第27話・バレエ漫画について・後編
ネタバレ注意です。
次は山岸凉子さんの「テレプシコーラ」です。ネタバレありなので困る人はこの項を読まないでください。
この作者さんはバレエを幼少時に実際に本格的にやっておられたらしく、またテレプシコーラ連載中もレッスンをされていました。実際のプロからも話を聞いていたらしく話が超現実的で違和感なく読みふけることができました。
全くバレエをしない人もこの作品はおもしろいといわしめるのですから彼女の漫画力ときたらストーリーのおもしろさと絵のうまさは超簡単そうにみえる主線なのにこの味わいのある絵はなに? この表情はなに? と1コマに目をとめて凝視させてしまう威力がある。この点はすごいと思う。
山岸凉子さんの他の作品も大ヒットを飛ばしているものも多々ありますが今回はバレエ話に限って書いていきます。
「テレプシコーラ」以前には大昔? にさかのぼって「アラベスク」もヒットを飛ばしました。大昔の作品でご本人もおっしゃっておられましたが間違った用語もそのまま掲載されてます…がストーリー構成がかっちりしているので誰もそんなこと気にしない。そのぐらい威力がある作品です。当時にはめずらしい同性愛もしっかり描かれていて今読んでもおもしろい。
ですが連載終了してますもののテレプシコーラが私の一押しです。特に第2部がリアルでした。取材が綿密で国際的なバレコンの内情が詳細に描かれている。
ただ主人公が風邪をひき続けて話が先にすすまないこともあって、また風邪話かい…とかいろいろ思っていました。さっさとコンクールの結末を描かんかいっといらいらしていましたが、最後は見事でしたね。
漫画ですので主人公の姉が自殺云々がうやむやになって空海ちゃんの詳細も不明なまま、もありかもしれません。私ならいじめっ子の哀れな末路までしっかり描いてしまうだろー、空海ちゃんの数奇なバレエ人生も描いてしまうだろーと思うのですがそれが山岸漫画の山岸漫画たる由縁なんだろう。

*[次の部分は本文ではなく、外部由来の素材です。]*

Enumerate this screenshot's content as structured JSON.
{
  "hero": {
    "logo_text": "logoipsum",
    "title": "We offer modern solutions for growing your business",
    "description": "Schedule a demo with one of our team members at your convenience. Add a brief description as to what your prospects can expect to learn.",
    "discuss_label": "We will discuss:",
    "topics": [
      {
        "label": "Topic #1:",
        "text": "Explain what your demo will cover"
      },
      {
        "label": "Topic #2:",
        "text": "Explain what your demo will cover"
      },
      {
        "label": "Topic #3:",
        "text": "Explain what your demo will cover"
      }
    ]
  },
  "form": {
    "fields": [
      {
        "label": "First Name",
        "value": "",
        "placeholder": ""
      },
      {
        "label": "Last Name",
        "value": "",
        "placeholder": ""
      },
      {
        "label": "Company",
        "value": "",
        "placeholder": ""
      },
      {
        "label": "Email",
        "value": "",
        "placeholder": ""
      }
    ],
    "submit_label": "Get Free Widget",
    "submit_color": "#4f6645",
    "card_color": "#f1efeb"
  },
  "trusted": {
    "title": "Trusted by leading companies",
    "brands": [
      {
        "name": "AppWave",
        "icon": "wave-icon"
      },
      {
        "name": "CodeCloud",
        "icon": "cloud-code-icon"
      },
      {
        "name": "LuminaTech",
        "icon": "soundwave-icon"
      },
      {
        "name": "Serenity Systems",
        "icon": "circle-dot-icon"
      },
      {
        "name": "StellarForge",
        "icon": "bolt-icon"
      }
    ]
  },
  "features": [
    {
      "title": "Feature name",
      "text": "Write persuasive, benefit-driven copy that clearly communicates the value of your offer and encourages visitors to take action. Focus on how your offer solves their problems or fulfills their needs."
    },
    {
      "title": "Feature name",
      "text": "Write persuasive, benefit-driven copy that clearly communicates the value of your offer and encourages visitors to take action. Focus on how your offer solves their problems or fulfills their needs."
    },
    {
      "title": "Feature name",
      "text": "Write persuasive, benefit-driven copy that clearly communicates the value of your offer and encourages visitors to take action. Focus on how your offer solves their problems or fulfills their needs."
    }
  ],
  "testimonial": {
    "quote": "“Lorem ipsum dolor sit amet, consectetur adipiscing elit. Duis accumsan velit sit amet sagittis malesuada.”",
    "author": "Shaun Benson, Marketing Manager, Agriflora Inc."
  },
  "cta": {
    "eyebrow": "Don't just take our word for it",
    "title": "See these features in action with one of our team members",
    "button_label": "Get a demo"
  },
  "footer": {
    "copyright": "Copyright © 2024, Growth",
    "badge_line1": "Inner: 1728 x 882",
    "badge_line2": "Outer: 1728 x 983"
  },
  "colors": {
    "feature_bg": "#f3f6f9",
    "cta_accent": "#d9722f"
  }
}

ローザンヌを実際にファイナルまでいった人を綿密に取材されたのだと思います。韓国勢のまとまり? 団結力やそれぞれローザンヌへ行けそうな人を把握しているバレエママの存在がリアルでおもしろく感じました。しかしながらあの結末には正直不満です。
結論。テレプシの第3部を切望しておりますです。
バレエ漫画はバレエを知らない人も読んでもおもしろいが、バレエを知っているからこそもっとおもしろさがわかる、と思いますです。
やや特殊な世界であろうとも、まるっきりわからない暗号ではないし、ど根性モノ的な面もある。男女年齢おかまいなしに楽しめるのがバレエ漫画だと思います。
バレエ絵本、は子供向けにいくつか。
カエルのバレエ入門は大人向けかな、線の細かい絵は見てるだけで幸せです。
でもバレエ小説はあんまりいいのはないかな? 子供向けというより、子供だましかな、これだと漫画の方がいいかな、というのが多いです。大人でものめりこめるという面でははっきりいってこれがいいよと言えるものがないのが残念です。